Que levante o dedo quem foi a São Miguel, nos Açores, e nunca ouviu palavras como atoleimado, corisco, gama, petxeno ou requim, no sotaque bem cerrado da ilha. A fala micaelense é língua bem enrolada e merece um capítulo no guia de São Miguel feito, em Ponta Delgada, por Joana Sobral e Rafael Lourenço, do coletivo lisboeta de design Vivóeusébio. O desdobrável azul e verde, que os dois designers fizeram de uma ponta à outra na Tipografia Micaelense, tem um mapa e várias indicações em português e em inglês: comes e bebes, a não perder, curiosidades e uma descrição da “ilha verde”, a que chamam, logo na capa, “cénica, exótica e romântica”.
“Adoramos ver guias antigos, temos mesmo uma coleção feita com coisas que vamos recolhendo por onde passamos”, conta Joana Sobral. Tendo família em São Miguel, a designer conhece bem os cantos à ilha, por visitar São Miguel todos os anos ultimamente. É a ela, conta, que os amigos recorrem para saber onde ir comer e o que visitar. “Pus aqui coisas pessoais, coisas de que gosto, nem são as mais importantes obrigatoriamente”, diz Joana, que veio a Ponta Delgada com Rafael Lourenço, para participar no Walk & Talk, o festival de arte urbana e de criações várias que ali leva artistas portugueses e estrangeiros de muitas áreas diferentes.
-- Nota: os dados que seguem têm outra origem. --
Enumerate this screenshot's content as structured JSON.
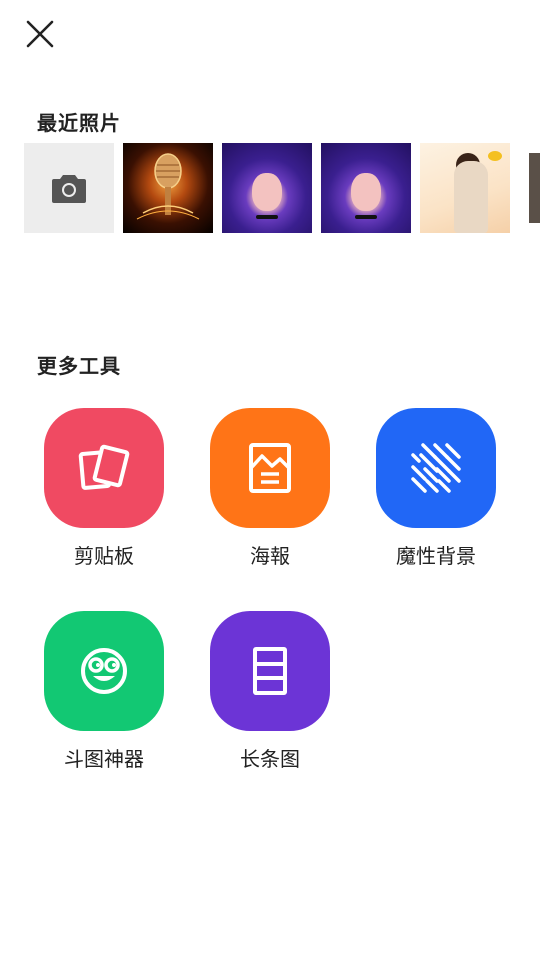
{
  "header": {
    "close_icon": "close-icon"
  },
  "recent": {
    "title": "最近照片",
    "camera_icon": "camera-icon",
    "thumbnails": [
      {
        "subject": "microphone"
      },
      {
        "subject": "purple-hair-girl"
      },
      {
        "subject": "purple-hair-girl"
      },
      {
        "subject": "woman-portrait"
      },
      {
        "subject": "partial-photo"
      }
    ]
  },
  "more_tools": {
    "title": "更多工具",
    "items": [
      {
        "label": "剪贴板",
        "icon": "clipboard-cards-icon",
        "color": "#F04A62"
      },
      {
        "label": "海報",
        "icon": "poster-icon",
        "color": "#FF7417"
      },
      {
        "label": "魔性背景",
        "icon": "diagonal-stripes-icon",
        "color": "#2167F6"
      },
      {
        "label": "斗图神器",
        "icon": "smiley-face-icon",
        "color": "#12C873"
      },
      {
        "label": "长条图",
        "icon": "long-image-icon",
        "color": "#6C34D6"
      }
    ]
  }
}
Foi o ateliê de design Vivóeusébio o responsável pela nova imagem e logótipo do festival e também de toda esta edição, dos emblemáticos cartazes com paisagens micaelenses pintadas de azul e verde às fitas das mesmas cores que se penduraram nas fachadas de todos os lugares relacionados com o Walk & Talk.
É a primeira vez que Joana e Rafael trabalham numa tipografia com carateres móveis, mas, com a ajuda do Sr. Dinis, nem um nem outro se dão por incapazes – ou não estivessem eles já tarimbados com a impressora Riso que os Vivóeusébio utilizam em muitos dos seus trabalhos. A paciência do tipógrafo micaelense para os designers que vêm do continente parece não ter fim – já na edição do ano passado do Walk & Talk, ali esteve com Nuno Coelho e Nuno Neves (dos cadernos Serrote) e, juntos, criaram novas embalagens para os açorianos chás da Gorreana… um trabalho que infelizmente ainda espera para ser produzido (seria gigante o desperdício, de tão bonitas e bem feitas que são essas embalagens).
Agora, o sr. Dinis vai orientando Joana e Rafael com os carateres, as tintas e a alavanca da máquina que é preciso puxar no momento certo para imprimir o papel. “Além de ter uma coleção de carateres incrível, a Tipografia Micaelense vive muito da disponibilidade do sr. Dinis”, considera Joana, que já se mostra quase profissional a manejar tudo aquilo. Da junção de carateres vão nascendo ondas e baleias, da união de outros ainda mais pequenos vão surgindo alforrecas. Um trabalho de pormenor e paciência, sem botão de “desfazer”, que por aqui felizmente ainda se vai valorizando. Esperemos agora que o crescente turismo em São Miguel seja recebido por tão especial guia de viagem.